The next move--and it is sure to come in the streets--belongs to the Brotherhood. It is unlikely to go gently into the night: it remains the country's single largest political force, and it has a well-deserved reputation for organizational discipline. It may now be reeling from the shock of losing power, the arrest of top leaders and the killing of supporters, but it will not reel for long. "I believe we will continue as we have continued for 80 years," says Darrag, the former minister.

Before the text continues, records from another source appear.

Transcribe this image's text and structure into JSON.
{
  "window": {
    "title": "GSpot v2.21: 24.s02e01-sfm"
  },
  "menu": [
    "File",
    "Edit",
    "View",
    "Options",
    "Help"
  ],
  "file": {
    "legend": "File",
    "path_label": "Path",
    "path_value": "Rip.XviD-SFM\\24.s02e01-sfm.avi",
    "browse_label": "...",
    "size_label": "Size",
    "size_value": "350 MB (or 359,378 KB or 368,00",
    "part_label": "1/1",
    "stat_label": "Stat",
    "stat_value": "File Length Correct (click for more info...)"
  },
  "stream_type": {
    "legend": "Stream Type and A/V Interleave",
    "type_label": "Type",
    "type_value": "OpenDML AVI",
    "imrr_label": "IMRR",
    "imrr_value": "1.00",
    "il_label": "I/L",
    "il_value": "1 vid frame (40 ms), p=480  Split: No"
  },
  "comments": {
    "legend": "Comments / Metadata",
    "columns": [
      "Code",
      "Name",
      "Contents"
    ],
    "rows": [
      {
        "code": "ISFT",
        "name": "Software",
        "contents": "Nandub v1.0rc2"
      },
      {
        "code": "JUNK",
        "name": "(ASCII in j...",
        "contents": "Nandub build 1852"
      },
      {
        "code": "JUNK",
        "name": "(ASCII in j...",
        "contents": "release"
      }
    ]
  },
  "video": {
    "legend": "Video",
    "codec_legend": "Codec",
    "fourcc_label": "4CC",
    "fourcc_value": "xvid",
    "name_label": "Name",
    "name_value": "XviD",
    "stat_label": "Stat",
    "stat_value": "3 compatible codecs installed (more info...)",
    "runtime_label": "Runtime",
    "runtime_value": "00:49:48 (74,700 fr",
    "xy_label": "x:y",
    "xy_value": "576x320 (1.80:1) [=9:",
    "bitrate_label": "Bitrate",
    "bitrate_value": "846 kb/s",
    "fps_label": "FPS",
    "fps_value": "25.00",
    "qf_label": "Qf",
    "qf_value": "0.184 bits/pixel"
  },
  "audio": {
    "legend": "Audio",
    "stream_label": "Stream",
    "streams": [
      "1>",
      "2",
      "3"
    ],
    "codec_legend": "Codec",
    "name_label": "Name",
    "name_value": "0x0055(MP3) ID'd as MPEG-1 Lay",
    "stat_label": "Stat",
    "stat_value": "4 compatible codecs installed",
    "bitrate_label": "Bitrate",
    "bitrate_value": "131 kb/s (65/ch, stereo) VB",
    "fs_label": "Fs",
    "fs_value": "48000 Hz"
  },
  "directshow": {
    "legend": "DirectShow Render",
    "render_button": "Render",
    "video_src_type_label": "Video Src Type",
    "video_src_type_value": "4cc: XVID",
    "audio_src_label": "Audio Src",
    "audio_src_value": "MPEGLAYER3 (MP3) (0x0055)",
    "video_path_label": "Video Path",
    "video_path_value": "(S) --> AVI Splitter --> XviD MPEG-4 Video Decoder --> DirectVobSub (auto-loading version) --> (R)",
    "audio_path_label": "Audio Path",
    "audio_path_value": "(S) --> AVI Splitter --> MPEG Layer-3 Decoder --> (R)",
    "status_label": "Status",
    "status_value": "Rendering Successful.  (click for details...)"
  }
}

The Brotherhood too has learned the lesson of July 3: politics in Egypt is not about winning votes as much as it is about assembling the largest crowd. And as the anti-Morsi groups continue to lay claim to Tahrir Square, the Brotherhood has opted to re-create that experience outside the Raba'a Adawiya mosque in Nasr City. It's not quite a square, but the Brotherhood have long since declared it "our Tahrir," taking over and fortifying the surrounding blocks. On July 10, as thousands of Morsi supporters continued their open-ended sit-in, the mood is listless--understandable on the first day of Ramadan, the holy month when devout Muslims abstain from all food and drink before sunset. A few hundred brave souls attempt to stage an angry march. But most sit out the mid-day heat by dozing or reading the Koran in the shade. Volunteers spray people with mist to keep things cool, and the communal kitchens cook up huge vats of rice and boiled chicken for the sunset meal.